19 Febbraio 2020, di Asbjorn Trolle Hansen (Nordea AM)

Nel 2020 la crescita economica perderà probabilmente forza, portando a un indebolimento degli utili attesi.

Nel complesso, le azioni potrebbero continuare a fare relativamente bene e un rimbalzo ciclico è possibile, con il tradizionale approccio basato sui moltiplicatori che beneficia del calo dei rendimenti, preponderante nel 2019, anche se con il rischio di una maggiore volatilità.

Dal punto di vista geografico, continuiamo a privilegiare i mercati sviluppati (soprattutto gli USA) rispetto ai mercati emergenti nonostante le valutazioni più elevate.  Infatti, le valutazioni inferiori nei mercati emergenti si accompagnano a utili inferiori e a un rischio più elevato. Inoltre, privilegiamo chiaramente i segmenti azionari più difensivi e a basso rischio, che dovrebbero essere ben preparati a gestire il rischio di una contrazione degli utili.

Nel settore dei titoli a reddito fisso, in considerazione dei rendimenti attuali, il potenziale di diversificazione è diminuito, ma dovrebbe comunque offrire una certa protezione in caso di crollo degli asset rischiosi o nel momento in cui l’economia dovesse rallentare o affrontare un periodo di recessione (soprattutto la duration statunitense, che rimane relativamente più interessante).

Tuttavia, questo non è sufficiente e la necessità di disporre di altri strumenti per diversificare il rischio associato al beta azionario rimane più che mai pressante, soprattutto perché il potenziale di diversificazione offerto dagli strumenti tradizionali si è ridotto in modo significativo.

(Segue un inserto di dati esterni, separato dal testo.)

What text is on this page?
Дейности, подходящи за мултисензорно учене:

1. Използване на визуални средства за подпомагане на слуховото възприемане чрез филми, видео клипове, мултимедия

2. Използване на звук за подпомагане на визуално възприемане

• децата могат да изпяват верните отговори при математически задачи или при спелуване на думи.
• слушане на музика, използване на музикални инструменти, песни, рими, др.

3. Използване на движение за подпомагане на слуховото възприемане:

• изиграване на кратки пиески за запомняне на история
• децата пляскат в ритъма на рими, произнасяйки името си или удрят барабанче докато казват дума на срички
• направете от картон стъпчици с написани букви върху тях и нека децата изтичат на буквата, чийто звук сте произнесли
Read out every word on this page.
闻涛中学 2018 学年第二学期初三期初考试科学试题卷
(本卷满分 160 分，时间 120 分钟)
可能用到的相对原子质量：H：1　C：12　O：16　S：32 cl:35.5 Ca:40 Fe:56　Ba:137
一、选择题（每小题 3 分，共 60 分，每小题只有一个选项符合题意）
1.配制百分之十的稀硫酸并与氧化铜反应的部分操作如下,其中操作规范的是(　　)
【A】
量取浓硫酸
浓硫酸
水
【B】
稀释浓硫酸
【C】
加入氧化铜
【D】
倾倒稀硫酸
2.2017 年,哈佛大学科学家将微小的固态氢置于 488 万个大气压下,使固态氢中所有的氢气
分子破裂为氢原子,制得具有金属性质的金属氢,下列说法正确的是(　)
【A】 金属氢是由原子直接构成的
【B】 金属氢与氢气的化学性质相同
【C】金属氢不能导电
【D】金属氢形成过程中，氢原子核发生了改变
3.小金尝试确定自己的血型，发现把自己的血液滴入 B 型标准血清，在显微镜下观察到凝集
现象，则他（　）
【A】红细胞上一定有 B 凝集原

In effetti, i rendimenti attesi per il prossimo decennio saranno molto diversi da quelli che gli investitori hanno visto in quello passato. Ciò è particolarmente vero per il comparto obbligazionario, dove i rendimenti attesi sono bassi o nulli, sia per i segmenti più sicuri che per quelli ad alto rendimento. Al contrario, le azioni saranno ancora sotto i riflettori come principale fonte di rendimenti per i prossimi anni. La questione è se saranno in grado di offrire i rendimenti attesi senza un aumento di volatilità o correzioni significativa.

Quindi, ora più che mai, gli investitori hanno bisogno di soluzioni d’investimento che possano riequilibrare e potenziare i rendimenti corretti per il rischio del proprio portafoglio (dato che la maggior parte del potenziale della diversificazione tradizionale è svanito).

Le soluzioni liquid alternative, se selezionate con attenzione, rappresentano un’interessante opportunità d’investimento per ottenere questo risultato, in quanto possono offrire una bassa correlazione con le asset class tradizionali e sfruttare fonti di rendimento alternative.